Los nuevos gravámenes se aplican a camiones de las clases 3 a 8 —que abarcan desde vehículos de trabajo medio hasta unidades de transporte de carga pesada—, así como a sus componentes relacionados. La disposición forma parte de la estrategia comercial impulsada por el presidente Donald Trump, en el marco de su renovada política de protección a la industria automotriz nacional.
El mandatario había anunciado en reiteradas ocasiones la aplicación de estos aranceles, originalmente prevista para octubre, pero finalmente confirmada para el 1 de noviembre. Según Trump, el objetivo es “fortalecer la producción y los empleos dentro de Estados Unidos”, aunque expertos advierten que la medida podría encarecer los costos de transporte y alterar las cadenas de suministro norteamericanas.

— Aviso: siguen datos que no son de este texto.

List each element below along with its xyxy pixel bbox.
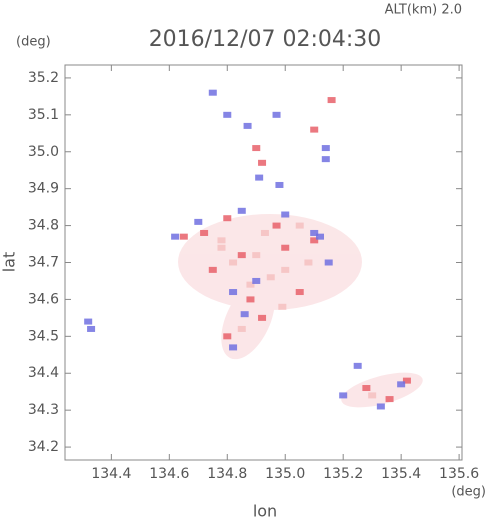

Si bien el 99% de los camiones pesados fabricados por empresas como Daimler Truck North America, International, Paccar y Volvo se producen en territorio estadounidense, gran parte de los camiones medianos de Ford, General Motors (GM) y Stellantis provienen de plantas en México.
De acuerdo con datos del Departamento de Comercio de EE.UU., entre enero y julio de este año el país importó 32,410 millones de dólares en camiones, autobuses y vehículos especiales, de los cuales cerca del 80% (25,860 millones de dólares) procedieron de México.
Analistas prevén que el nuevo arancel podría reducir la competitividad del sector mexicano y provocar una reconfiguración en las operaciones de ensamblaje y exportación hacia el norte. En paralelo, se espera que México explore mecanismos de diálogo comercial ante el impacto de esta medida sobre su industria automotriz.